5.2 The Second Derivative

When we take the derivative of a function \( z \depends x \), the result, \( \overset{x}{\diff} z \depends x \), is also a function. We find the second derivative of \( z \) by taking another derivative.

\[ \begin{align} \overset{x}{\diff} \overset{x}{\diff} z &\depends x \end{align} \]

And we could keep going, taking the derivative again and again!

Example.

Let's compute the first two derivatives of the function

\[ \begin{align} z &\depends x \\ z &= x^3 + 5 x^2. \end{align} \]

Here's the first \( x \)-derivative.

\[ \begin{align} \overset{x}{\diff} z &= \overset{x}{\diff} \bigl(x^3 + 5 x^2\bigr) \\ &= \overset{x}{\diff} \bigl(x^3\bigr) + \overset{x}{\diff}\bigl(5 x^2\bigr) \\ &= 3 x^2 + 5 \mult \overset{x}{\diff} \bigl(x^2\bigr) \\ &= 3 x^2 + 5 \mult 2 x \mult \overset{x}{\diff} x \\ &= 3 x^2 + 10 x \end{align} \]

Now let's take the \( x \)-derivative, again.

\[ \begin{align} \overset{x}{\diff} \overset{x}{\diff} z &= \overset{x}{\diff} \bigl(3 x^2 + 10 x\bigr) \\ &= \overset{x}{\diff} \bigl(3 x^2\bigr) + \overset{x}{\diff} \bigl(10 x\bigr) \\ &= 3 \mult \overset{x}{\diff} \bigl(x^2\bigr) + 10 \mult \overset{x}{\diff} x \\ &= 3 \mult 2 x \mult \overset{x}{\diff} x + 10 \\ &= 6 x + 10 \end{align} \]

We've found our function's second derivative!
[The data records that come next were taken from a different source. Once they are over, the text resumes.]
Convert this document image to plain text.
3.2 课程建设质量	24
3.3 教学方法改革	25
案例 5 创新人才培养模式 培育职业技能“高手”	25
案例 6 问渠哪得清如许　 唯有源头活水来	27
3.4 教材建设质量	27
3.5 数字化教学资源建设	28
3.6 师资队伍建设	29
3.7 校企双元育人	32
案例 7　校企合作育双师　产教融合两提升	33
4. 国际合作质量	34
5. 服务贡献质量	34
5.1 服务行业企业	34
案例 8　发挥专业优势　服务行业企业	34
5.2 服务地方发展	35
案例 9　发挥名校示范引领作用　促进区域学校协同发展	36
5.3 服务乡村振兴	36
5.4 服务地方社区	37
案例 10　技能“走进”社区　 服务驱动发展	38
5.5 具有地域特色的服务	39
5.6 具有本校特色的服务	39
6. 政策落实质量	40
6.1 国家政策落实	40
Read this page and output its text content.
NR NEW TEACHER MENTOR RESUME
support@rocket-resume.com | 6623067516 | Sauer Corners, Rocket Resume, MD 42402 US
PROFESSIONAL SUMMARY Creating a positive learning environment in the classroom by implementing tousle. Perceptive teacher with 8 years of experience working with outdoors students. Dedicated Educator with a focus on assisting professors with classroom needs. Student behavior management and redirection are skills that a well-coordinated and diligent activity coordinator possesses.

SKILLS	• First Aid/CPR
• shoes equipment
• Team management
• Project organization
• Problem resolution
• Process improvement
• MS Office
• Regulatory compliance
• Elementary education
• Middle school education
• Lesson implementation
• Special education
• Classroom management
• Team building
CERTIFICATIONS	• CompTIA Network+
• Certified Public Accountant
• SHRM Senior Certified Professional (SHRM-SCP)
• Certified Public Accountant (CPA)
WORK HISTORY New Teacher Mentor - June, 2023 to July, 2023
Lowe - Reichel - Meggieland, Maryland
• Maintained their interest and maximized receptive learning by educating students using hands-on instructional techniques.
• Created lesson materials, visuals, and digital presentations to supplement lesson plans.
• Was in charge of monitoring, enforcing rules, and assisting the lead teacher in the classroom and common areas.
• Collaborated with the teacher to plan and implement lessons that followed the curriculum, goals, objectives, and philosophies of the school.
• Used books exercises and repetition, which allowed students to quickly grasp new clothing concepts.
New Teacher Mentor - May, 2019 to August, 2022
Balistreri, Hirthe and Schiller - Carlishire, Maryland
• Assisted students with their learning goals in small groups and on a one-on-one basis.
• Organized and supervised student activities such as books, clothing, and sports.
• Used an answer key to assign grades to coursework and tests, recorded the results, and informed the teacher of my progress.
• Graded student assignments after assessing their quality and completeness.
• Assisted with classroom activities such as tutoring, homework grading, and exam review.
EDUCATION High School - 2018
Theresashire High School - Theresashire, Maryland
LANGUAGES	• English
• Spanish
Let's take the second derivative of the square root function.

Example.

The square root function,

\[ \begin{align} z &\depends x \\ z &= \sqrt[2]{x}, \end{align} \]

is defined for positive inputs, \( x \ge 0 \). We've seen that the square root has first derivative

\[ \begin{align} \overset{x}{\diff} z &= \frac{1}{2 \mult \sqrt[2]{x}}. \end{align} \]

Let's calculate the second derivative.

\[ \begin{align} \overset{x}{\diff} \overset{x}{\diff} z &= \overset{x}{\diff} \biggl(\frac{1}{2 \mult \sqrt[2]{x}}\biggr) \\ &= \frac{1}{2} \mult \overset{x}{\diff} \biggl(\frac{1}{\sqrt[2]{x}}\biggr) \\ &= \frac{1}{2} \mult \frac{-1}{\bigl(\sqrt[2]{x}\bigr)^2} \mult \overset{x}{\diff} \Bigl(\sqrt[2]{x}\Bigr) \\ &= \frac{1}{2} \mult \frac{-1}{\bigl(\sqrt[2]{x}\bigr)^2} \mult \frac{1}{2 \mult \sqrt[2]{x}} \mult \overset{x}{\diff} x \\ &= \frac{-1}{4 x \mult \sqrt[2]{x}} \end{align} \]

Like the first derivative, the second derivative is defined only for \( x \gt 0 \).

For an easy exercise, you can calculate the second derivative of the cubing function.

\[ \begin{align} \overset{x}{\diff} \overset{x}{\diff} \bigl(x^3\bigr) &= 6 x \end{align} \]

For a much more challenging exercise, calculate the second derivative of the cube root function.

\[ \begin{align} \overset{x}{\diff} \overset{x}{\diff} \Bigl(\sqrt[3]{x}\Bigr) &= \frac{-2}{9 \mult \bigl(\sqrt[3]{x}\bigr)^5} \end{align} \]

We'll find an easier way to calculate this cube root exercise when we study base functions.